De esta juventud difícil, tomé dos enseñanzas:

La primera, es que la filosofía no termina nunca de luchar contra la religión; creemos siempre que este combate está acabado, obsoleto, o incluso que es arcaico. Pero en cierto sentido, más sutil y esencial, la lucha contra la tentación religiosa, que es una figura subjetiva extremadamente ramificada, flexible y persistente, permanece siempre como una de las tareas del concepto. Es necesario oponer el plural discontinuo de las verdades a la unidad del sentido. Se trata siempre de oponer lo axiomático a lo hermenéutico, y eso lo aprendí gracias a la dificultad que hay para afirmarse frente a las muchachas de la provincia.

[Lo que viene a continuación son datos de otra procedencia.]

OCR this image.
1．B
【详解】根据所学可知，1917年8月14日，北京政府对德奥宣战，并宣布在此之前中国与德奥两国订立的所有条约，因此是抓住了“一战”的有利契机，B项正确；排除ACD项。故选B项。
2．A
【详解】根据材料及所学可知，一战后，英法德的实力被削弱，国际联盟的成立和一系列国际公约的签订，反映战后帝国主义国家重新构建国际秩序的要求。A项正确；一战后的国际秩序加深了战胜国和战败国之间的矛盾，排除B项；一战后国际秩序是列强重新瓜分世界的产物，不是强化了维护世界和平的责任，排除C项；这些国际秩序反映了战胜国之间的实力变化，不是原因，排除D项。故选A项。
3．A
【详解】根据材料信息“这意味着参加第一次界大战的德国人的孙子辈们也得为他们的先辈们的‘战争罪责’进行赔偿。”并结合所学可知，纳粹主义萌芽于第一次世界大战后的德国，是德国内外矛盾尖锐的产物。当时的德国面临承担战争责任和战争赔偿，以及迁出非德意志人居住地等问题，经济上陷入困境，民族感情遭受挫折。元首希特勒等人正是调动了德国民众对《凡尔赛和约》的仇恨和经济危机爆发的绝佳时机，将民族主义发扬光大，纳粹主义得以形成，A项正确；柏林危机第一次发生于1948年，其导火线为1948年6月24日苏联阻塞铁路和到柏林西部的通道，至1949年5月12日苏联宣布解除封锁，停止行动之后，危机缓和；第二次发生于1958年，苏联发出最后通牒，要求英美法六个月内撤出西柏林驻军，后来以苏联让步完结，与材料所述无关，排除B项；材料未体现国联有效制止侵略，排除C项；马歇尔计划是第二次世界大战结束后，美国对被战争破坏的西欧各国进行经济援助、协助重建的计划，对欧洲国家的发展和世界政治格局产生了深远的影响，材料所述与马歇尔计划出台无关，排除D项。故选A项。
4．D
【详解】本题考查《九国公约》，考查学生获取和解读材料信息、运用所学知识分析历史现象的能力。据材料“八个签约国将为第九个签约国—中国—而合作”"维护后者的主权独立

La segunda, es que la filosofía debe siempre readaptar su propia dirección. Se dirige a todos, pero debe siempre pensar lo que ella es exactamente; no sólo el “todos” de esta apelación, sino también su potencia. Es esto lo que devino el lugar de la cuestión del amor, como la pregunta clave de la filosofía misma, exactamente en el sentido donde ya lo estaba para Platón en el Banquete. La pregunta por el amor está necesariamente en el corazón de la filosofía, porque gobierna la cuestión de su potencia, de su dirección y de su público. Sobre este punto, creo haber seguido bien la muy difícil directiva de Sócrates: “Hace falta que el que siga el camino de la revelación total comience desde su joven edad a ocuparse de la belleza de los cuerpos”.

Viñeta Nº 5, en el género marxista.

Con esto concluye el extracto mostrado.